The sociologist doesn’t want me to name her or her college in case someone steals her idea.
The legs of an anonymous sociologist in Soho
“Someone’s going to nick my idea; I know they are,” she told me last night.
“Well,” I said, “all the more reason you should have your name, university’s name and photo in my blog, so you can prove your idea pre-existed on a specific date.”
“No,” she told me. “You can photograph my leg instead. I don’t even want people to know I’m in a blog. I don’t have Facebook, I don’t have Twitter, I don’t have anything. I only have email, which I give to people I know. I don’t want anyone on the internet knowing anything about me unnecessarily. I think the whole thing is fucking weird. The whole idea that something about me can be seen by anyone freaks me the fuck out.”
At this point, I had a coughing fit and took a Werther’s Original.
“Have one,” I offered.
“No,” she said. “My dad’s allergic to them, so I don’t eat them.”

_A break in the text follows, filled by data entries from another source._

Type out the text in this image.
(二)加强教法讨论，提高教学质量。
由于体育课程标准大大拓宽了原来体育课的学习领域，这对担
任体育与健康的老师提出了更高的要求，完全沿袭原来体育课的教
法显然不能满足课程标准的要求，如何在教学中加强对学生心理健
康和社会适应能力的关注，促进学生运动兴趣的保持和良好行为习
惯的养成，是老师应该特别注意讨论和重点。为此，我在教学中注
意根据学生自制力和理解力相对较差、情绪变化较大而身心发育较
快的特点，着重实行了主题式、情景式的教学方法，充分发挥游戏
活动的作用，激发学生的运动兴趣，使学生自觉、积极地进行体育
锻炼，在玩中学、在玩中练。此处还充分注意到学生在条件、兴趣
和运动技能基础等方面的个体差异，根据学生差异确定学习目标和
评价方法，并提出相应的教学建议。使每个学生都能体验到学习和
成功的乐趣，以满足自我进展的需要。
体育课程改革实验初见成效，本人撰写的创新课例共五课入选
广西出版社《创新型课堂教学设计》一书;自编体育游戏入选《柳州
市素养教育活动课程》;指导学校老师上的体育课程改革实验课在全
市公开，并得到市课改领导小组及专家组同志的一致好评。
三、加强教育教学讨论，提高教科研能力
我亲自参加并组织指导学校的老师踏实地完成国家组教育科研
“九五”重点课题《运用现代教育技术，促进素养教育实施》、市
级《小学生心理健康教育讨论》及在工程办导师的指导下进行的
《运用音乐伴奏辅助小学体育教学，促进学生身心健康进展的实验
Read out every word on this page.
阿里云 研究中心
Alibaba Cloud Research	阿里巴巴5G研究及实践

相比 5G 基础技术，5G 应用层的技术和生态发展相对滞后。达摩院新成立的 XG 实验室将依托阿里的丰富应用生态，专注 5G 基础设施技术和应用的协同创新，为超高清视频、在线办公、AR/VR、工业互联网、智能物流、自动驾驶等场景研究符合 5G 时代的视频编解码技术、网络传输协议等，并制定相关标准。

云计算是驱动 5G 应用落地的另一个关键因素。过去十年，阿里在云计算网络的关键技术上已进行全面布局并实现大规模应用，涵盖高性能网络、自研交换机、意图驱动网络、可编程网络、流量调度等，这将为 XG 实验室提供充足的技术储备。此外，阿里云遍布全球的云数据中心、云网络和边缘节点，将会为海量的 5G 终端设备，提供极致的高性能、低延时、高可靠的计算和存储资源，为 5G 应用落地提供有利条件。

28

“Not allergic to other butterscotch? Just Werther’s?”
“And you don’t eat them either?” I asked.
“If I ate those,” she said, “and I kissed my dad when I see him tomorrow, his face would swell up. He ate one when he was in his thirties. We were in the car and my mum said Have one of these to suck on. First of all his lips swelled up. Then his face swelled up and then his throat closed up. It came on over a period of about two hours.”
“Any other food problems in the family?”
“My aunt used to be so afraid of tomatoes that she would rather have seen a dead animal carcass in her fridge than a half-eaten tomato.”
“Did some traumatic event involving tomatoes happen to her when she was a kid?”
“It just built up. She used to just not eat them and then, gradually, she got more and more scared of them to the point where, if someone was eating a tomato, she would have to leave the room.”
“And she’s still afraid of tomatoes?”
“No. Because once, when she was sunbathing in the garden, lying out flat, my dad sliced up some tomatoes and put them all over her body. So, when she woke up, she was covered in slices of tomatoes. She screamed the place down and shit herself but was absolutely fine about tomatoes after that.”